When I was in my early 20s, I spent a summer living and working in Taipei and Hong Kong. It was a wonderful experience. I'll never forget my apartment in Hong Kong's Causeway Bay. It was a small single room with a small bed and an even smaller bathroom. The bed didn't fit me -- at all -- and my legs would hang over the bottom of it. I couldn't stop hitting my shins on the bottom of the frame at night. The bathroom didn't have a dedicated shower, just a hose coming out of the wall. So everything would get wet. It also took me 15 minutes the first morning I showered to figure out how to make the water hot. Eventually I got it.
Despite all this, I remember being enchanted with Hong Kong. Here was this tiny little place with very little developable land that had managed to become, through trade, finance, real estate and other things, one of the wealthiest places in the world. Capitalism! I could also feel the connection to Toronto. Hong Kong has one of the largest Canadian expat communities in the world. In fact, I ran into one of my high school math teachers in a bar in LKF. That was wild. He had moved there with his wife to teach. I suppose because of all of this, I have tended to follow the region a bit more closely.
Last July, the British government promised a path to citizenship for the 3 million or so Hong Kong residents who hold or are eligible for a British National Overseas passport.

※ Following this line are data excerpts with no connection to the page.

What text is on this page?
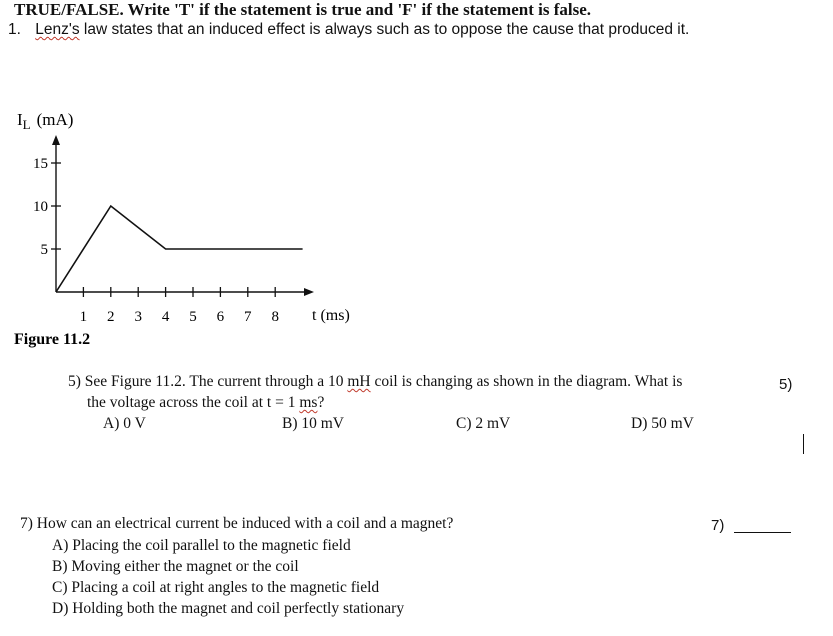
TRUE/FALSE. Write 'T' if the statement is true and 'F' if the statement is false.
1. Lenz's law states that an induced effect is always such as to oppose the cause that produced it.
$I_L$ (mA)
5
10
15
1 2 3 4 5 6 7 8 t (ms)
Figure 11.2
5) See Figure 11.2. The current through a 10 mH coil is changing as shown in the diagram. What is
the voltage across the coil at t = 1 ms?
5)
A) 0 V	B) 10 mV	C) 2 mV	D) 50 mV
7) How can an electrical current be induced with a coil and a magnet?	7)
A) Placing the coil parallel to the magnetic field
B) Moving either the magnet or the coil
C) Placing a coil at right angles to the magnetic field
D) Holding both the magnet and coil perfectly stationary
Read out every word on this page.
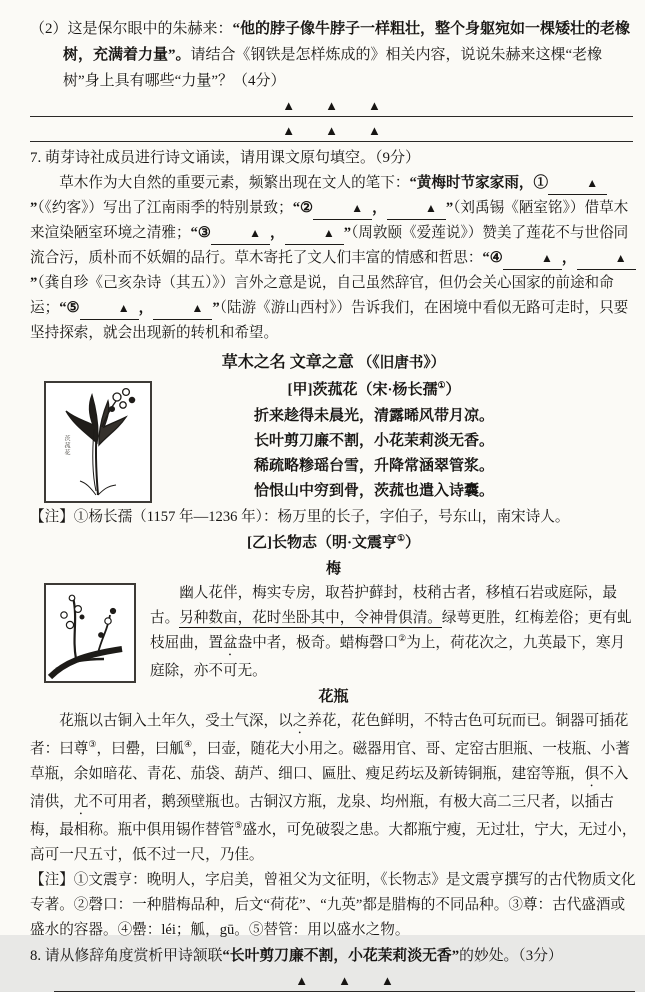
（2）这是保尔眼中的朱赫来：“他的脖子像牛脖子一样粗壮，整个身躯宛如一棵矮壮的老橡树，充满着力量”。请结合《钢铁是怎样炼成的》相关内容，说说朱赫来这棵“老橡树”身上具有哪些“力量”？（4分）

▲ ▲ ▲
▲ ▲ ▲

7. 萌芽诗社成员进行诗文诵读，请用课文原句填空。（9分）

草木作为大自然的重要元素，频繁出现在文人的笔下：“黄梅时节家家雨，①	▲”（《约客》）写出了江南雨季的特别景致；“②	▲ ，	▲ ”（刘禹锡《陋室铭》）借草木来渲染陋室环境之清雅；“③	▲ ，	▲ ”（周敦颐《爱莲说》）赞美了莲花不与世俗同流合污，质朴而不妖媚的品行。草木寄托了文人们丰富的情感和哲思：“④	▲ ，	▲”（龚自珍《己亥杂诗（其五）》）言外之意是说，自己虽然辞官，但仍会关心国家的前途和命运；“⑤	▲ ，	▲ ”（陆游《游山西村》）告诉我们，在困境中看似无路可走时，只要坚持探索，就会出现新的转机和希望。

草木之名 文章之意 （《旧唐书》）

茨菰花

[甲]茨菰花（宋·杨长孺①）

折来趁得未晨光，清露晞风带月凉。

长叶剪刀廉不割，小花茉莉淡无香。

稀疏略糁瑶台雪，升降常涵翠管浆。

恰恨山中穷到骨，茨菰也遣入诗囊。

【注】①杨长孺（1157 年—1236 年）：杨万里的长子，字伯子，号东山，南宋诗人。

[乙]长物志（明·文震亨①）

梅

幽人花伴，梅实专房，取苔护藓封，枝稍古者，移植石岩或庭际，最古。另种数亩，花时坐卧其中，令神骨俱清。绿萼更胜，红梅差俗；更有虬枝屈曲，置盆盎中者，极奇。蜡梅磬口②为上，荷花次之，九英最下，寒月庭除，亦不可无。

花瓶

花瓶以古铜入土年久，受土气深，以之养花，花色鲜明，不特古色可玩而已。铜器可插花者：曰尊③，曰罍，曰觚④，曰壶，随花大小用之。磁器用官、哥、定窑古胆瓶、一枝瓶、小蓍草瓶，余如暗花、青花、茄袋、葫芦、细口、匾肚、瘦足药坛及新铸铜瓶，建窑等瓶，俱不入清供，尤不可用者，鹅颈壁瓶也。古铜汉方瓶，龙泉、均州瓶，有极大高二三尺者，以插古梅，最相称。瓶中俱用锡作替管⑤盛水，可免破裂之患。大都瓶宁瘦，无过壮，宁大，无过小，高可一尺五寸，低不过一尺，乃佳。

【注】①文震亨：晚明人，字启美，曾祖父为文征明，《长物志》是文震亨撰写的古代物质文化专著。②磬口：一种腊梅品种，后文“荷花”、“九英”都是腊梅的不同品种。③尊：古代盛酒或盛水的容器。④罍：léi；觚，gū。⑤替管：用以盛水之物。

8. 请从修辞角度赏析甲诗颔联“长叶剪刀廉不割，小花茉莉淡无香”的妙处。（3分）

▲ ▲ ▲
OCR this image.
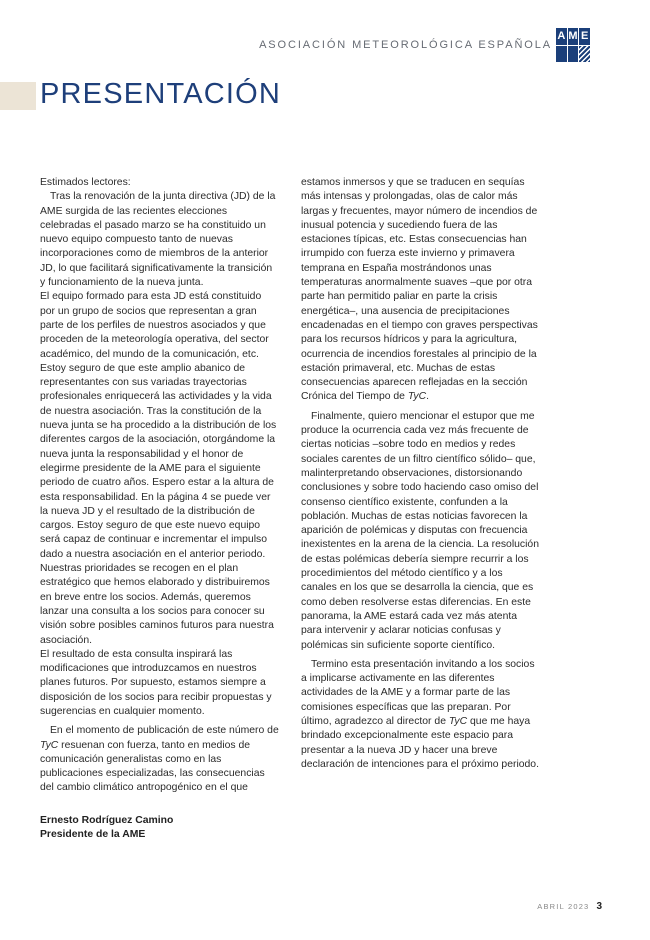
ASOCIACIÓN METEOROLÓGICA ESPAÑOLA
A M E
PRESENTACIÓN

Estimados lectores:

Tras la renovación de la junta directiva (JD) de la AME surgida de las recientes elecciones celebradas el pasado marzo se ha constituido un nuevo equipo compuesto tanto de nuevas incorporaciones como de miembros de la anterior JD, lo que facilitará significativamente la transición y funcionamiento de la nueva junta.

El equipo formado para esta JD está constituido por un grupo de socios que representan a gran parte de los perfiles de nuestros asociados y que proceden de la meteorología operativa, del sector académico, del mundo de la comunicación, etc. Estoy seguro de que este amplio abanico de representantes con sus variadas trayectorias profesionales enriquecerá las actividades y la vida de nuestra asociación. Tras la constitución de la nueva junta se ha procedido a la distribución de los diferentes cargos de la asociación, otorgándome la nueva junta la responsabilidad y el honor de elegirme presidente de la AME para el siguiente periodo de cuatro años. Espero estar a la altura de esta responsabilidad. En la página 4 se puede ver la nueva JD y el resultado de la distribución de cargos. Estoy seguro de que este nuevo equipo será capaz de continuar e incrementar el impulso dado a nuestra asociación en el anterior periodo. Nuestras prioridades se recogen en el plan estratégico que hemos elaborado y distribuiremos en breve entre los socios. Además, queremos lanzar una consulta a los socios para conocer su visión sobre posibles caminos futuros para nuestra asociación.

El resultado de esta consulta inspirará las modificaciones que introduzcamos en nuestros planes futuros. Por supuesto, estamos siempre a disposición de los socios para recibir propuestas y sugerencias en cualquier momento.

En el momento de publicación de este número de TyC resuenan con fuerza, tanto en medios de comunicación generalistas como en las publicaciones especializadas, las consecuencias del cambio climático antropogénico en el que

estamos inmersos y que se traducen en sequías más intensas y prolongadas, olas de calor más largas y frecuentes, mayor número de incendios de inusual potencia y sucediendo fuera de las estaciones típicas, etc. Estas consecuencias han irrumpido con fuerza este invierno y primavera temprana en España mostrándonos unas temperaturas anormalmente suaves –que por otra parte han permitido paliar en parte la crisis energética–, una ausencia de precipitaciones encadenadas en el tiempo con graves perspectivas para los recursos hídricos y para la agricultura, ocurrencia de incendios forestales al principio de la estación primaveral, etc. Muchas de estas consecuencias aparecen reflejadas en la sección Crónica del Tiempo de TyC.

Finalmente, quiero mencionar el estupor que me produce la ocurrencia cada vez más frecuente de ciertas noticias –sobre todo en medios y redes sociales carentes de un filtro científico sólido– que, malinterpretando observaciones, distorsionando conclusiones y sobre todo haciendo caso omiso del consenso científico existente, confunden a la población. Muchas de estas noticias favorecen la aparición de polémicas y disputas con frecuencia inexistentes en la arena de la ciencia. La resolución de estas polémicas debería siempre recurrir a los procedimientos del método científico y a los canales en los que se desarrolla la ciencia, que es como deben resolverse estas diferencias. En este panorama, la AME estará cada vez más atenta para intervenir y aclarar noticias confusas y polémicas sin suficiente soporte científico.

Termino esta presentación invitando a los socios a implicarse activamente en las diferentes actividades de la AME y a formar parte de las comisiones específicas que las preparan. Por último, agradezco al director de TyC que me haya brindado excepcionalmente este espacio para presentar a la nueva JD y hacer una breve declaración de intenciones para el próximo periodo.

Ernesto Rodríguez Camino
Presidente de la AME
ABRIL 2023 3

This passport, as I understand it, was given to citizens at the time of the 1997 handover. Though I don't know how utility was actually derived from it over the years. Before last year's announcement, this document didn't include the right to stay in the UK. However, now it does. And the UK government expects that some 300,000 Hong Kong residents are going to take advantage of this in the first five years of the program. And indeed, according to the Financial Times, 2020 was the first year since SARS back in 2003 that the region lost people -- it had a net outflow of about 39,800 people.
What will this mean for Hong Kong? Well, Bank of America estimated earlier this year that capital outflows from Hong Kong could reach £25 billion in the first year of the program. But maybe this is being too conservative. Here in Canada, capital outflows from Hong Kong hit a record last year at C$43.6 billion. But this too could be an underestimation, as it doesn't include transfers below C$10,000 and probably a bunch of other transfer methods. How much money is actually flowing outward?
This weekend the Financial Times published the above survey results showing sentiment around leaving Hong Kong. Surveys are, of course, a funny thing. Saying you might probably potentially do something is a lot different than actually doing something. But for what it's worth, about a quarter of pro-democracy supporters (which is maybe half of the population?) responded by saying that, yes, they would be prepared to leave. If you include those who responded no, but that they would reconsider and leave if things got worse, the number increases to about 70%.
I don't know how meaningful all of this becomes for Hong Kong. Time will tell. But it has me thinking about my tiny bed and tiny shower in Causeway Bay.